Среди всех прочих духовное поприще больше других предполагает четкие обязанности перед жизнью.
Между двадцатью и двадцатью четырьмя годами, когда молодые люди, возможно, весьма далеки от того, что именуется глубинным пониманием жизни, семинарист уже должен иметь твердые принципы и во взглядах на жизнь, и в понимании ее. Нелегко сформировать глубокие убеждения в годы, когда тебя захлестывают радужные волны молодости, и нельзя сказать, что все семинаристы выходят из семинарии с твердыми убеждениями. И все же встречаются такие молодые люди, которые покидают семинарию с истинной верой и непоколебимой решимостью в душе. Но каким бы ослепительным ни был свет, излучаемый вечными идеалами, которым поклоняются эти юные души, все же и эти избранники ощущают по временам тяжесть воспринятой ими веры. И не потому, что вера их не истинна, а потому, что она слишком тяжела и чересчур много требует от их еще слишком юного возраста.
Но если реальность истин, в которые верует такой юноша, подтверждает не только логика ума, книг и проповедей, а и непосредственное лицезрение природы, то истины эти становятся как бы теплее и ближе юной душе, заставляя сердце радостно биться.
Так вот радовалось и сердце Василе Мурэшану. Путешественники выходили из вагона, то и дело сновали мимо него, разговаривали, смеялись — он ничего не слышал. Девочка лет пятнадцати, стройная, черноглазая, с чуть вздернутым носиком, осмелилась даже подойти к нему и заглянуть через его руку, которую он положил на оконную раму. Василе не обратил на нее никакого внимания, и тогда этот чертенок в юбке, уязвленный тем, что ему не удалось вывести из мечтательного состояния юношу, вот уже час, как глядевшего в окно, быстро пробежал мимо него, расхохотавшись прямо ему в ухо. Семинарист вздрогнул, обернулся назад, но, никого не увидев, вновь высунулся в открытое окно. Ему хотелось, чтобы учитель Марин именно сейчас спросил его про «божьи следы в мироздании», как старик именовал космогонические доказательства бытия бога. Василе сумел бы ответить ему так, что старик только бы рот раскрыл.

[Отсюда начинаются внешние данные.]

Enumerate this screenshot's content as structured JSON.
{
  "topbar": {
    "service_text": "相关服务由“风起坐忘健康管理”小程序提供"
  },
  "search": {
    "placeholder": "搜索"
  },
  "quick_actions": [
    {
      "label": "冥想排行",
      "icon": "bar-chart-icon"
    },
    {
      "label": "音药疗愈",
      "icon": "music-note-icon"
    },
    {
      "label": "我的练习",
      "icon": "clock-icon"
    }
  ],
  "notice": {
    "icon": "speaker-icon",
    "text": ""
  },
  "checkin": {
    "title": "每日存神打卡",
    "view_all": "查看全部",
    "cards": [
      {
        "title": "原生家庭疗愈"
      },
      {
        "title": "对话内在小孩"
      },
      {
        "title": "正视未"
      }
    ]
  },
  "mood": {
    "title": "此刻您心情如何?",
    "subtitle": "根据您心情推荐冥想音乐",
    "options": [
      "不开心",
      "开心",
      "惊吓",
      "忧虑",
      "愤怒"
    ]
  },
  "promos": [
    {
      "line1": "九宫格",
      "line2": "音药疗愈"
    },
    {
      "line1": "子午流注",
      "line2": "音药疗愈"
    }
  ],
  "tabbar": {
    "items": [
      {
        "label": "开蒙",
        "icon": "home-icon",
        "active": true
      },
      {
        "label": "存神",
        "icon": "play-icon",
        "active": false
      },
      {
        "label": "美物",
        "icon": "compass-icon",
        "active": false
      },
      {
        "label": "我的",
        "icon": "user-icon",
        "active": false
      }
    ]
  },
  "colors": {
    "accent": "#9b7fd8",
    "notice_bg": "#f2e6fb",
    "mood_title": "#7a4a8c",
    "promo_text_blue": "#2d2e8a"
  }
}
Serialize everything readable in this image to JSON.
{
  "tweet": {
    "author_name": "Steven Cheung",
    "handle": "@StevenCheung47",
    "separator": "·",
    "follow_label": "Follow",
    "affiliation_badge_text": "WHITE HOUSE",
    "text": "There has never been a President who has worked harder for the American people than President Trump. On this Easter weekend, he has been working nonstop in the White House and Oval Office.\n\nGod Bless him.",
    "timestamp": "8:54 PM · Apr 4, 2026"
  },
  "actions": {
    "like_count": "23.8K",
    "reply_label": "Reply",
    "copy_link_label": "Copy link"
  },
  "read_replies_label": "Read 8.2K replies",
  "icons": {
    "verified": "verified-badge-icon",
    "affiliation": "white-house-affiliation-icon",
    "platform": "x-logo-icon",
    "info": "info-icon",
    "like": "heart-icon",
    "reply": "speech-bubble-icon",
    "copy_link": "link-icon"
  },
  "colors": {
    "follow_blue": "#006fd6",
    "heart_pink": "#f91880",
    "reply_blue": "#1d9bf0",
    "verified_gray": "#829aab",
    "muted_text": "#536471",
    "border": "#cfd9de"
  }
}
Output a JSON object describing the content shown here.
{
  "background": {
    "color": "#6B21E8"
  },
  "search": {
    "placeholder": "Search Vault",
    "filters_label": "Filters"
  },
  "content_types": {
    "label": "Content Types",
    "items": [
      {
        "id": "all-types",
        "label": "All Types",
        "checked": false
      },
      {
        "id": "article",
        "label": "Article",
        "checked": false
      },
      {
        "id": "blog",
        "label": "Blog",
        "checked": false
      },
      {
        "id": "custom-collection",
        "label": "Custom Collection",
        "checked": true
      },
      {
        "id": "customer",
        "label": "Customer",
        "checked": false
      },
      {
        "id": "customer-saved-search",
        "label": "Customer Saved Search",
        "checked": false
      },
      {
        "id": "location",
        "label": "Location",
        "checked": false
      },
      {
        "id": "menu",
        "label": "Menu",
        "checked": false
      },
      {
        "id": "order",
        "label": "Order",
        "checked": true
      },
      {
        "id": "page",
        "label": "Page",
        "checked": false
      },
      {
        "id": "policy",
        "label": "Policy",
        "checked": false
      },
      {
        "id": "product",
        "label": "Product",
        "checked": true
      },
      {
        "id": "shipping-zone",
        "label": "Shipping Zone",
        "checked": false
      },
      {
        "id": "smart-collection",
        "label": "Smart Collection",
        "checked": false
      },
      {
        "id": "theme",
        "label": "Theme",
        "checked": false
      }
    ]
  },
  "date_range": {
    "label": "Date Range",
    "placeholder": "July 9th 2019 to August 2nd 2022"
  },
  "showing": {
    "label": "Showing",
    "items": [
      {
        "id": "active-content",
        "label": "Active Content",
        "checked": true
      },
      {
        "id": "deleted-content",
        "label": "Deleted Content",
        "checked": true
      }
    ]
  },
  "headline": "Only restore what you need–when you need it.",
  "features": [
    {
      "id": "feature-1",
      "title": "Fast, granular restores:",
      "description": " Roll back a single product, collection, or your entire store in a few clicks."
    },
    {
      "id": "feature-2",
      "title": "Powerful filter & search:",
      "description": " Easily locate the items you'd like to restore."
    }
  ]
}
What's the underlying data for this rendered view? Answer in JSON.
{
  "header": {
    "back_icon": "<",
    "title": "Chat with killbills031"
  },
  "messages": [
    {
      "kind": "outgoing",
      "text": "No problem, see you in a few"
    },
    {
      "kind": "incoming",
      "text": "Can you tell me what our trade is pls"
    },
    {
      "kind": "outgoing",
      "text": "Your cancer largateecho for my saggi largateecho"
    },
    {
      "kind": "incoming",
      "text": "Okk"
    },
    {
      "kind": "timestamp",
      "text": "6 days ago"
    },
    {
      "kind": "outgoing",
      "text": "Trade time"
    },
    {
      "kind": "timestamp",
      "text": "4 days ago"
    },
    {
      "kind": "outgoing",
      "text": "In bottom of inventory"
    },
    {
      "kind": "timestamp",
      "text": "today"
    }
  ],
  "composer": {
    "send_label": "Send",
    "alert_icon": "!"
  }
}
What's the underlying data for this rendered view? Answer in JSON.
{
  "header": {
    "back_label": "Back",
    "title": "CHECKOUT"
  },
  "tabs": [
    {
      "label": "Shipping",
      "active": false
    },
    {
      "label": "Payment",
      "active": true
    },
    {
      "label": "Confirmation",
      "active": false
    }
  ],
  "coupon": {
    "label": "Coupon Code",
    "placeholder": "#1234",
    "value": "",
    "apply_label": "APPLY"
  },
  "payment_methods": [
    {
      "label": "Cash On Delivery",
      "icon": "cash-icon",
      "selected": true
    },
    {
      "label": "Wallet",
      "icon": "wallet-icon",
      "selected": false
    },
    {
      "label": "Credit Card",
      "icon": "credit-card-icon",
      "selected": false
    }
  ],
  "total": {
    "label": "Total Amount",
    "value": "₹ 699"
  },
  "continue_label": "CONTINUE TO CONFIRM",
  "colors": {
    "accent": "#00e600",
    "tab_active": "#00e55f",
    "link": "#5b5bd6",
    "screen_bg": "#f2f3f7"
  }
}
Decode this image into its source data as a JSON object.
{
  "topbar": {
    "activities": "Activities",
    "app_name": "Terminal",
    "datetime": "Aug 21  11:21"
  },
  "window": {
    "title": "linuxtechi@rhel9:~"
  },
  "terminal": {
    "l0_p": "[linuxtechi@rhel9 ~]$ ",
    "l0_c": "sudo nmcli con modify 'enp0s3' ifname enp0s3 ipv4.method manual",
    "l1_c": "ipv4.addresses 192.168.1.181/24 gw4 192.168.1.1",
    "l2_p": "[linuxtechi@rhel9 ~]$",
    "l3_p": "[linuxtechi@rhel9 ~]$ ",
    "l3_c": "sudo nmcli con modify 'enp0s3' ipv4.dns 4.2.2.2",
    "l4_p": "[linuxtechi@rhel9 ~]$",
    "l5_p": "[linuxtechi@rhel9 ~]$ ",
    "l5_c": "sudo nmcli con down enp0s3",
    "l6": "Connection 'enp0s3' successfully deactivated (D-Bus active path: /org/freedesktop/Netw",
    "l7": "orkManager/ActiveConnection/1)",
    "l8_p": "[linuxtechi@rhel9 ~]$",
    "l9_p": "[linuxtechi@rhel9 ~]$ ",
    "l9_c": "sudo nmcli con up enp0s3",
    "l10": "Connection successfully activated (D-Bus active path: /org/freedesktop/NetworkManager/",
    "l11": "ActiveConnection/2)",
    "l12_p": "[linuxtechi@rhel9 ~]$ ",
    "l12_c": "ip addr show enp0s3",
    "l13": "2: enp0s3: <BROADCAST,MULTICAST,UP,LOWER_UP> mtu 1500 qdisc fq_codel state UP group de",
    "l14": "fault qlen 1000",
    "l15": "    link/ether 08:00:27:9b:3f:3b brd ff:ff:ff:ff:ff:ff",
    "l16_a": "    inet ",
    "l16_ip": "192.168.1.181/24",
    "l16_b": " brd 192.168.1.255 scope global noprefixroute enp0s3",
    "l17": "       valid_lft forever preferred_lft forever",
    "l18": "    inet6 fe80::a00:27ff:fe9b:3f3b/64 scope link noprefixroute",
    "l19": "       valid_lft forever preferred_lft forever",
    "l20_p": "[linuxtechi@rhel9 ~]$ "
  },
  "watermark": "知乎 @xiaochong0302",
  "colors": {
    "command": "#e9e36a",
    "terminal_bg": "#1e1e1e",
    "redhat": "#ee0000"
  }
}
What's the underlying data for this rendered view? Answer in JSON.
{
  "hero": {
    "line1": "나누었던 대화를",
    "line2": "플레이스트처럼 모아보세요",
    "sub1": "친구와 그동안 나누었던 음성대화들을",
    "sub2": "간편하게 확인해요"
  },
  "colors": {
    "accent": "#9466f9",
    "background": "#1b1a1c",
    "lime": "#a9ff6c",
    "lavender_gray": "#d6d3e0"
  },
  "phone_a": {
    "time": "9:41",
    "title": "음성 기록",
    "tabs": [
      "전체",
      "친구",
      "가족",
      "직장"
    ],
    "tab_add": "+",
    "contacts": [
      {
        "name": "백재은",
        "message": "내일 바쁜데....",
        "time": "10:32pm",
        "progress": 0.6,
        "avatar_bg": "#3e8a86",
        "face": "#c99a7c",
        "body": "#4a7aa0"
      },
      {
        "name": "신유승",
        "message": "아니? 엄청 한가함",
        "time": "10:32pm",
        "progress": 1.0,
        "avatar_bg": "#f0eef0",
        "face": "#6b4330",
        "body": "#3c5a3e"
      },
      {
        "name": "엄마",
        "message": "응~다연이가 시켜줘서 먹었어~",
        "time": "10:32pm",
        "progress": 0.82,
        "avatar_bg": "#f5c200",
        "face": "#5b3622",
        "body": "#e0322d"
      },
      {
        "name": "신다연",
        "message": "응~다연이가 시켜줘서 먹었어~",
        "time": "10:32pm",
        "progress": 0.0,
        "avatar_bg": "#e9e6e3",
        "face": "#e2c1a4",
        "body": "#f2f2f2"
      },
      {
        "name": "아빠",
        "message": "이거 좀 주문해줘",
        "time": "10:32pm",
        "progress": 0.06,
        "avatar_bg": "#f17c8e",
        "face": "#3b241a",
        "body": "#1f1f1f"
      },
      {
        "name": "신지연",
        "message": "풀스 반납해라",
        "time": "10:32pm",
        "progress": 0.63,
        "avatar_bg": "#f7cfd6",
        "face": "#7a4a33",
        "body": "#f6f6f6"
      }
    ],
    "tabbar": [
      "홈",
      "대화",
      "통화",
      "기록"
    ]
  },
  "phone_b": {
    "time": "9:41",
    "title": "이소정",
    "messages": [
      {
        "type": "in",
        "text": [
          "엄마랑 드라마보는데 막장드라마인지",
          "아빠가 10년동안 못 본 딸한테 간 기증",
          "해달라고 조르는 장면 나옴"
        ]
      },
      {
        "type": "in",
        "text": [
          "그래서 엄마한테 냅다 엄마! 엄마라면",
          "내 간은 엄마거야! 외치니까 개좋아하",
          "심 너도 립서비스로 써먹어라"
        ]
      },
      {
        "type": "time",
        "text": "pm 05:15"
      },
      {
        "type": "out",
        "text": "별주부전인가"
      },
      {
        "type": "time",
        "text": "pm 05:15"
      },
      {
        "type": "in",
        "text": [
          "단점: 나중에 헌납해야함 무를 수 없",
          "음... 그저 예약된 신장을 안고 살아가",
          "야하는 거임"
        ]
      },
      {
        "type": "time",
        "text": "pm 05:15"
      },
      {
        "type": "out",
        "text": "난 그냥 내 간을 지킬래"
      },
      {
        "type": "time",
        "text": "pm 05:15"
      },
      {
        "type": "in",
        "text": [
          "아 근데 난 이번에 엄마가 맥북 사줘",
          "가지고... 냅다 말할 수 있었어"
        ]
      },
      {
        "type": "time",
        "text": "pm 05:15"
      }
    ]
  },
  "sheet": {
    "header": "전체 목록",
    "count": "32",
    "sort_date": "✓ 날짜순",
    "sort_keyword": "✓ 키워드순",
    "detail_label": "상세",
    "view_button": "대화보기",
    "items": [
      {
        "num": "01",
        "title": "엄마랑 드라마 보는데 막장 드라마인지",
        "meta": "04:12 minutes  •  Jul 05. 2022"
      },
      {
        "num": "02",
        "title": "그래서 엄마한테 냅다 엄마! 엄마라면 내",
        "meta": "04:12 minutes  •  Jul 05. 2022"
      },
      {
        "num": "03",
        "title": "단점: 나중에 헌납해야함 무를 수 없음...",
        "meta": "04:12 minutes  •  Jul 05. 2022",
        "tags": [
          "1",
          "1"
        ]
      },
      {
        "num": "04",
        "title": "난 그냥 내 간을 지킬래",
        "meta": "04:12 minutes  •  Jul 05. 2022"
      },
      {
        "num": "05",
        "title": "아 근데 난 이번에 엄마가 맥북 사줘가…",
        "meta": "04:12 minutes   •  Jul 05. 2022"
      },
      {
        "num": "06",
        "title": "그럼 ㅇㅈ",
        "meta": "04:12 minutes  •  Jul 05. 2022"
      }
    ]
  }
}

Поезд остановился на совсем маленькой станции, вернее сказать, на полустанке. Это была первая деревня, которую, выехав из города, увидел Василе Мурэшану. Село казалось бедным, с узкими улочками и хатами, крытыми соломой и дранкой. Но при виде деревенских домиков мысли Василе приняли другое направление. Он представил себе родное село и, конечно же, вспомнил домнишоару Эленуцу, о которой почти позабыл. «Да, да, я ее увижу! — заверил он себя, — Может, мы вместе разговеемся на пасху, кто знает. И книгу я ей вручу обязательно!» В голове у него сразу же затеснились картины: каким образом он дарит ей эту книгу. Из множества ситуаций, какие рисовало перед ним воображение, он не мог остановиться ни на одной. Он решительно отверг первое свое желание переплести книгу, поскольку переплетчик мог и не закончить работу до конца каникул. Зато твердо решил начертать на первой странице посвящение. Но что написать Эленуце, как к ней обратиться? Найти какое-нибудь изречение или стих, написать просто — «домнишоаре» или же «милой домнишоаре», — тут он ничего не мог решить.